I sat there and was tired suddenly.
“You got any more questions, about why you s
hould be grateful?”
I felt tired. I looked at the blood which made one of his nostrils look big and I shook my head.
“No. I’ve said mine. About how grateful I am.”
“Done?”
“Done, Rand.”
“And the business part, that’s clear too?”
“You need me and I need you.”
“That’s all.”
“I stay on your back and you carry me.”
But he was getting tired of this. He wiped his nose and looked at his shirt. I felt sure he was dying to change it.
“Go back for your three weeks,” he said, “and they’ll give you three hundred. Walk back in there, Gallivan, and I might as well be back there too. Which is not what I’m planning.”
He walked to the bed and took off his jacket. Then he unbuttoned his shirt and looked at the spots on the front.
I got the idea what a reasonable man my boy was. I got the idea what would happen to me if I tried to walk out. If I didn’t get it from him, I’d get it from the powers that be in the bucket.
I was confused, but I wasn’t an idiot.
“To liberty,” and I walked over there to the bottle.
Rand shrugged and took off his shirt.
• • •
The bottle took care of the rest of the night.

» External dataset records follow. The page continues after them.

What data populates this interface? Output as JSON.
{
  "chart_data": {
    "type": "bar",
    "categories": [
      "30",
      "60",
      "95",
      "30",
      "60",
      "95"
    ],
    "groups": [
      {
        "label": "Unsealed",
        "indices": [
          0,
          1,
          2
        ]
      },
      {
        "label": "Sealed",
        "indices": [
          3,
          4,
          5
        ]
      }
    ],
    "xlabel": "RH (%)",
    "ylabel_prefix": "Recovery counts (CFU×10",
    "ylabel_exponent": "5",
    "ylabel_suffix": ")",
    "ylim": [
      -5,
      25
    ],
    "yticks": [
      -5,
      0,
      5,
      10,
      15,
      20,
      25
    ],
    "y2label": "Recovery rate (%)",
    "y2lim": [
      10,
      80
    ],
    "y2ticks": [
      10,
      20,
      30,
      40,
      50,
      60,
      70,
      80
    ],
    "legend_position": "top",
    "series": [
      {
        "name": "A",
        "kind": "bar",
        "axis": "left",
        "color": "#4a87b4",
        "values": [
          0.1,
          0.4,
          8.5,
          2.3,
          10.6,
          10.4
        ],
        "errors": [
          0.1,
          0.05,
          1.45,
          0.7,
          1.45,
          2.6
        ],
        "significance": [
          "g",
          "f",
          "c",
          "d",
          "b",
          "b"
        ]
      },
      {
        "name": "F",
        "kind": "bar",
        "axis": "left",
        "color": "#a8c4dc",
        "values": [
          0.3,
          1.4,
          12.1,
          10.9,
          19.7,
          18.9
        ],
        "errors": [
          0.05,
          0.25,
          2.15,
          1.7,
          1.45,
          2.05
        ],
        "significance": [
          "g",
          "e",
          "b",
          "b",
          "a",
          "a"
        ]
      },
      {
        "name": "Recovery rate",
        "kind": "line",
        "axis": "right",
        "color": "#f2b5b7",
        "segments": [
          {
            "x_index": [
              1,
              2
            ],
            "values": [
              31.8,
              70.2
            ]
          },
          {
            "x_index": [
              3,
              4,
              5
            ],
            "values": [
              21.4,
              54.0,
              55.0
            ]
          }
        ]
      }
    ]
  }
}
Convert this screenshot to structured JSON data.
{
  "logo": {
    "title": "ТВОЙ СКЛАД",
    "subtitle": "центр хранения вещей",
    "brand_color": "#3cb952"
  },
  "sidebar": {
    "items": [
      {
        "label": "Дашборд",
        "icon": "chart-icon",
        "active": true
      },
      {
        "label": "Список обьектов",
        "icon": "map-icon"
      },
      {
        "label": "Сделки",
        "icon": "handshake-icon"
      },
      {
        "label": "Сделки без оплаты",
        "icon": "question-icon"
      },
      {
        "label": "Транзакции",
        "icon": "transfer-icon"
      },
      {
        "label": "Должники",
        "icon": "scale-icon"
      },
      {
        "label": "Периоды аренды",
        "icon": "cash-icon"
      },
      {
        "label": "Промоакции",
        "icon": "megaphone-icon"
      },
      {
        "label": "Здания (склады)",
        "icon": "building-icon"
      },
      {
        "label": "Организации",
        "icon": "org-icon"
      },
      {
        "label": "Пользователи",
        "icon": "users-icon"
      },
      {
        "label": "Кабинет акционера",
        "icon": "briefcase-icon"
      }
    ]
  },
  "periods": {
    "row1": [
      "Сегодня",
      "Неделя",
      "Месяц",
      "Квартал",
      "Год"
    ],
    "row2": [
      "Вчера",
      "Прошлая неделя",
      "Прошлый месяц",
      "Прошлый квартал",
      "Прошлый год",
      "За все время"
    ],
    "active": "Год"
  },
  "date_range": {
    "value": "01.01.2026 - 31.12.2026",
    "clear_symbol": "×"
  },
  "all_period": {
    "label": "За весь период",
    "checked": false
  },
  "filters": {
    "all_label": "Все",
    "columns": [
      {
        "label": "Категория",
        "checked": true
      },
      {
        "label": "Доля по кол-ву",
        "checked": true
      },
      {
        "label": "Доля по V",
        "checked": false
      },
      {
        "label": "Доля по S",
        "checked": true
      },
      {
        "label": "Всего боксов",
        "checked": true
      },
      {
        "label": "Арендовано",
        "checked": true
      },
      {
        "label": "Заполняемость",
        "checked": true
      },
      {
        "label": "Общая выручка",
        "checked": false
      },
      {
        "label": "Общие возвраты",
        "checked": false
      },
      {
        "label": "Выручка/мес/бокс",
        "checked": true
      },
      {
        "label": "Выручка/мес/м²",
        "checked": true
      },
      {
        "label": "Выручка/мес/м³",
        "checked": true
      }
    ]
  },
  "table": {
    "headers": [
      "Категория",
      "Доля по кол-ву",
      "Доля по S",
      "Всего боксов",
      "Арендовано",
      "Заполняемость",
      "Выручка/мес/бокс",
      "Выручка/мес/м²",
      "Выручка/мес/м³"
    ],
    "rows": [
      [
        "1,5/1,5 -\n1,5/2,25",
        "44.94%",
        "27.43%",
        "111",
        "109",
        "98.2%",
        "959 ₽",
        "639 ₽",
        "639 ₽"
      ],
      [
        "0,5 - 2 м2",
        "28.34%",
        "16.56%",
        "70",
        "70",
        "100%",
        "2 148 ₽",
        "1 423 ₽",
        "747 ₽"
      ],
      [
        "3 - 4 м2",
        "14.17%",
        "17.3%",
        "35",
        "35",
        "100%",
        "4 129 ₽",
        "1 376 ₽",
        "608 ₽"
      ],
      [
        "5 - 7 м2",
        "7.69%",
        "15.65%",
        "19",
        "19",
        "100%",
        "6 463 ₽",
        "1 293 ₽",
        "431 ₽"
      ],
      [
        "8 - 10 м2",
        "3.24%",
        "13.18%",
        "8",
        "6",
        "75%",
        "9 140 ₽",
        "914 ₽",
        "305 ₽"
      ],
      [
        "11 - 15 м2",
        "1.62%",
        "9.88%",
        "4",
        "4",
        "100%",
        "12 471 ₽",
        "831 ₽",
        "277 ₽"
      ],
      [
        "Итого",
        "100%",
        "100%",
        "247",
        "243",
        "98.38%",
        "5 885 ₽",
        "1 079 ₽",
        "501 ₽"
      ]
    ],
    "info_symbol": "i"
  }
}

In the morning, I saw the blue sky and the sharp sun outside. It had turned colder and there was a lot of snow on the city. I stood at the big window and saw everything clear and neat, like a high-gloss photograph. The prison was in the distance, like a castle with towers, and as meaningless.
I was very hungry and ordered a great feast of a meal, and when it came I managed a little hit of coffee. Then I slept I woke up in the late afternoon, stiff, my joints creaky like wagonwheels. One night and a day to go without problems.
Once Rand left, that would be another matter. But before this could worry me I sat down with a bottle again. It took care of the second night.
On the second day, I had one bun and some toast Then Rand and I smoked.
“This night,” I said, “wasn’t as blind as the other one.”
“You drank more.”
“But I never fell into the pit I kept balancing on the edge all the time, the most godawful edge, afraid to fall and afraid to stay. And dizzy. You know, when I’m dizzy while drinking, then I know the liquor isn’t taking a hold.”